Long before Liesl Toates moved to her new job at the Monroe #1 BOCES School Library System in September 2017, she had made a mark on education in western New York at the Genesee Valley School Library System (GVSLS), where she worked for eight years.

There she collaborated with Brian Mayer (a 2015 Mover & Shaker [M&S]) to establish Genesee Valley as a national leader in educational escape rooms, in which players are locked in a room that’s themed—an art curator with stolen art, or Sherlock Holmes’s library—and need to get out. Players get a list of rules, a time limit, and a set number of clues.

“We took a deep dive into what the students were learning and aligned our narratives and puzzles to match,” explains Toates. “In many cases we were able to tie two subjects together. For instance, the story line is women’s suffrage, but the puzzle mechanisms tie in skills [the youngsters] are learning in math or science.”
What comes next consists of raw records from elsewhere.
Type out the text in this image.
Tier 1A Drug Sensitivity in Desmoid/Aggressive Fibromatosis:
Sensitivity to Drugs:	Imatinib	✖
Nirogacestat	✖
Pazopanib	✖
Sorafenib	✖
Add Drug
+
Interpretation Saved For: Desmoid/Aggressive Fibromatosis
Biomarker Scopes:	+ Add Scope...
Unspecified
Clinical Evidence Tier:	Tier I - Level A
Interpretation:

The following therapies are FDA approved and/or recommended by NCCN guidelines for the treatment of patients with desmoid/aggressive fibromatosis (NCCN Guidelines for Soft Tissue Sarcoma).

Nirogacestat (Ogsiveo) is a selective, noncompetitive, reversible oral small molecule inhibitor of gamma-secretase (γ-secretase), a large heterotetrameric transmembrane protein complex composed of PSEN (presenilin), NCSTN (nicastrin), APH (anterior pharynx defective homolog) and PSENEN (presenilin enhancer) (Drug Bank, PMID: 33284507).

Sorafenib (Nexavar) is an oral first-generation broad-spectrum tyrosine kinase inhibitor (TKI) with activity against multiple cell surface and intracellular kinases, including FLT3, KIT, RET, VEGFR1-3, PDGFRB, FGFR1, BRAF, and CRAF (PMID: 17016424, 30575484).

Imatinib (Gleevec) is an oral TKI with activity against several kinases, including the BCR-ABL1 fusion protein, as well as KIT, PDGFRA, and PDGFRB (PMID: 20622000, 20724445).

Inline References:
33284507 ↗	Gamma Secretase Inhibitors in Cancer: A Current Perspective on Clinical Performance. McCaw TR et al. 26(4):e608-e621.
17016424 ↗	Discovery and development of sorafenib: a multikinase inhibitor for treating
Toates prepared documentation linking the themes and mechanisms of these “standards-based escape rooms” to specific curricular concepts. “Educators have to be accountable for so much that many feel they don’t have time for frivolous things,” she says. “The documentation allows [them to do] something fun with students because it shows that the activity is not frivolous.”

Another example of Toates’s leadership is the Digies, a festival that began at GVSLS to showcase and judge student excellence in various digital media. “When Liesl took over the festival…it was struggling,” says Christopher Harris, her former boss at GVSLS (and a 2008 M&S). Moving physical media around for judging and showing in the rural Genesee Valley was a challenge. Toates transitioned the Digies to a fully digital festival, with submissions showcased and judged online. That allowed the festival’s scope to expand to all of western and central New York, including submissions from public libraries.

Toates also created a model of professional development around the festival: the Digies Conference Day. The registration fee for the workshop includes hardware so participants leave with all they need to implement the project.

Toates is never out of new ideas or the urge to share her passion. “There are so many fantastic things librarians are doing,” she says. “Many of them need someone to help flesh [them] out.” That’s where she comes in.